Five minutes later, we had our money back, and “the guy” had an earful.
Now that the kids are older, we hand them a little cash and they venture out on their own and make good choices, like the live bamboo plant one of them brought home, which really was bamboo.
On Sunday morning, we were delighted to wake up to the sounds of a certain Lion’s Club member, over the loudspeaker, directing the early visitors to the pancake breakfast—every fifteen minutes—which after four or five reminders turned into a song about Dandelion Days. Luckily, we’re survivalists, and we came prepared for such shenanigans.
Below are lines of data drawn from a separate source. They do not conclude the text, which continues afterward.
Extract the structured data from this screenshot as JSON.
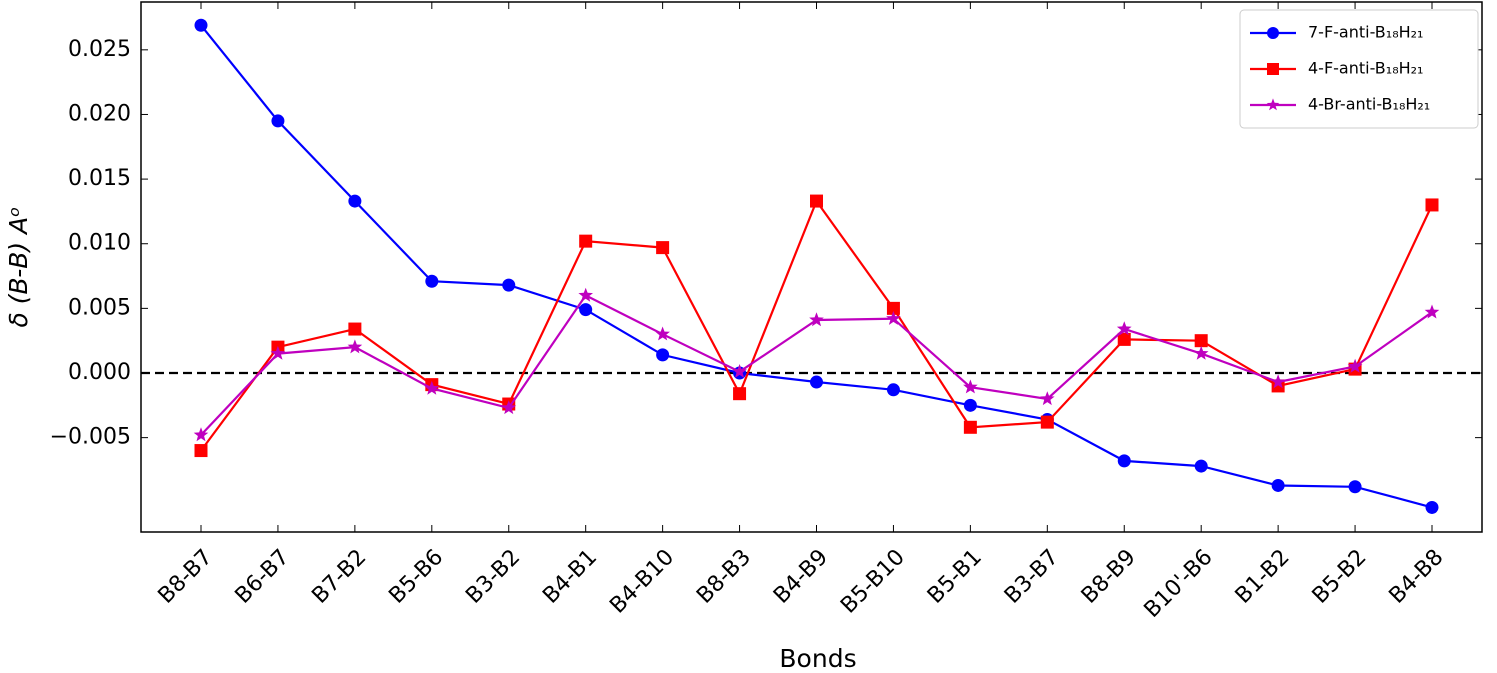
{
  "chart_data": {
    "type": "line",
    "x_label": "Bonds",
    "y_label": "δ (B-B) Aᵒ",
    "categories": [
      "B8-B7",
      "B6-B7",
      "B7-B2",
      "B5-B6",
      "B3-B2",
      "B4-B1",
      "B4-B10",
      "B8-B3",
      "B4-B9",
      "B5-B10",
      "B5-B1",
      "B3-B7",
      "B8-B9",
      "B10'-B6",
      "B1-B2",
      "B5-B2",
      "B4-B8"
    ],
    "series": [
      {
        "name": "7-F-anti-B₁₈H₂₁",
        "color": "#0000ff",
        "marker": "circle",
        "values": [
          0.0269,
          0.0195,
          0.0133,
          0.0071,
          0.0068,
          0.0049,
          0.0014,
          0.0,
          -0.0007,
          -0.0013,
          -0.0025,
          -0.0036,
          -0.0068,
          -0.0072,
          -0.0087,
          -0.0088,
          -0.0104
        ]
      },
      {
        "name": "4-F-anti-B₁₈H₂₁",
        "color": "#ff0000",
        "marker": "square",
        "values": [
          -0.006,
          0.002,
          0.0034,
          -0.0009,
          -0.0024,
          0.0102,
          0.0097,
          -0.0016,
          0.0133,
          0.005,
          -0.0042,
          -0.0038,
          0.0026,
          0.0025,
          -0.001,
          0.0003,
          0.013
        ]
      },
      {
        "name": "4-Br-anti-B₁₈H₂₁",
        "color": "#bf00bf",
        "marker": "star",
        "values": [
          -0.0048,
          0.0015,
          0.002,
          -0.0012,
          -0.0027,
          0.006,
          0.003,
          0.0001,
          0.0041,
          0.0042,
          -0.0011,
          -0.002,
          0.0034,
          0.0015,
          -0.0007,
          0.0005,
          0.0047
        ]
      }
    ],
    "ylim": [
      -0.0123,
      0.0287
    ],
    "yticks": [
      {
        "value": -0.005,
        "label": "−0.005"
      },
      {
        "value": 0,
        "label": "0.000"
      },
      {
        "value": 0.005,
        "label": "0.005"
      },
      {
        "value": 0.01,
        "label": "0.010"
      },
      {
        "value": 0.015,
        "label": "0.015"
      },
      {
        "value": 0.02,
        "label": "0.020"
      },
      {
        "value": 0.025,
        "label": "0.025"
      }
    ],
    "reference_line": 0,
    "legend": "upper right",
    "grid": false
  }
}
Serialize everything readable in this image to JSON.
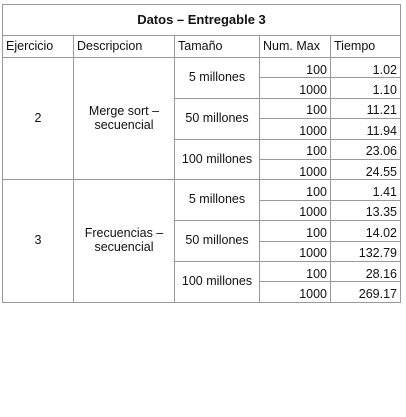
{
  "table": {
    "title": "Datos – Entregable  3",
    "headers": {
      "ejercicio": "Ejercicio",
      "descripcion": "Descripcion",
      "tamano": "Tamaño",
      "num_max": "Num. Max",
      "tiempo": "Tiempo"
    },
    "groups": [
      {
        "ejercicio": "2",
        "descripcion": "Merge sort – secuencial",
        "sizes": [
          {
            "label": "5 millones",
            "rows": [
              {
                "num_max": "100",
                "tiempo": "1.02"
              },
              {
                "num_max": "1000",
                "tiempo": "1.10"
              }
            ]
          },
          {
            "label": "50 millones",
            "rows": [
              {
                "num_max": "100",
                "tiempo": "11.21"
              },
              {
                "num_max": "1000",
                "tiempo": "11.94"
              }
            ]
          },
          {
            "label": "100 millones",
            "rows": [
              {
                "num_max": "100",
                "tiempo": "23.06"
              },
              {
                "num_max": "1000",
                "tiempo": "24.55"
              }
            ]
          }
        ]
      },
      {
        "ejercicio": "3",
        "descripcion": "Frecuencias – secuencial",
        "sizes": [
          {
            "label": "5 millones",
            "rows": [
              {
                "num_max": "100",
                "tiempo": "1.41"
              },
              {
                "num_max": "1000",
                "tiempo": "13.35"
              }
            ]
          },
          {
            "label": "50 millones",
            "rows": [
              {
                "num_max": "100",
                "tiempo": "14.02"
              },
              {
                "num_max": "1000",
                "tiempo": "132.79"
              }
            ]
          },
          {
            "label": "100 millones",
            "rows": [
              {
                "num_max": "100",
                "tiempo": "28.16"
              },
              {
                "num_max": "1000",
                "tiempo": "269.17"
              }
            ]
          }
        ]
      }
    ]
  }
}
After rifling through our first aid kit, we shared our remaining handful of ibuprofen.
While more of the details cannot be disclosed here, suffice to say that another Dandelion Days street fair-and-people-watching-extravaganza has come and gone, and with it, a bunch of brain cells, but not my dignity. Of course, I did see a few other dignities staggering around looking for their people, but alas, mine was not one of them.
Breaking camp, we shouldered our packs and slowly traversed the northern route toward home. As luck would have it, we spotted our kin, in a car. Dandelion Days 2016 was behind us in the rear view mirror and we couldn’t be happier.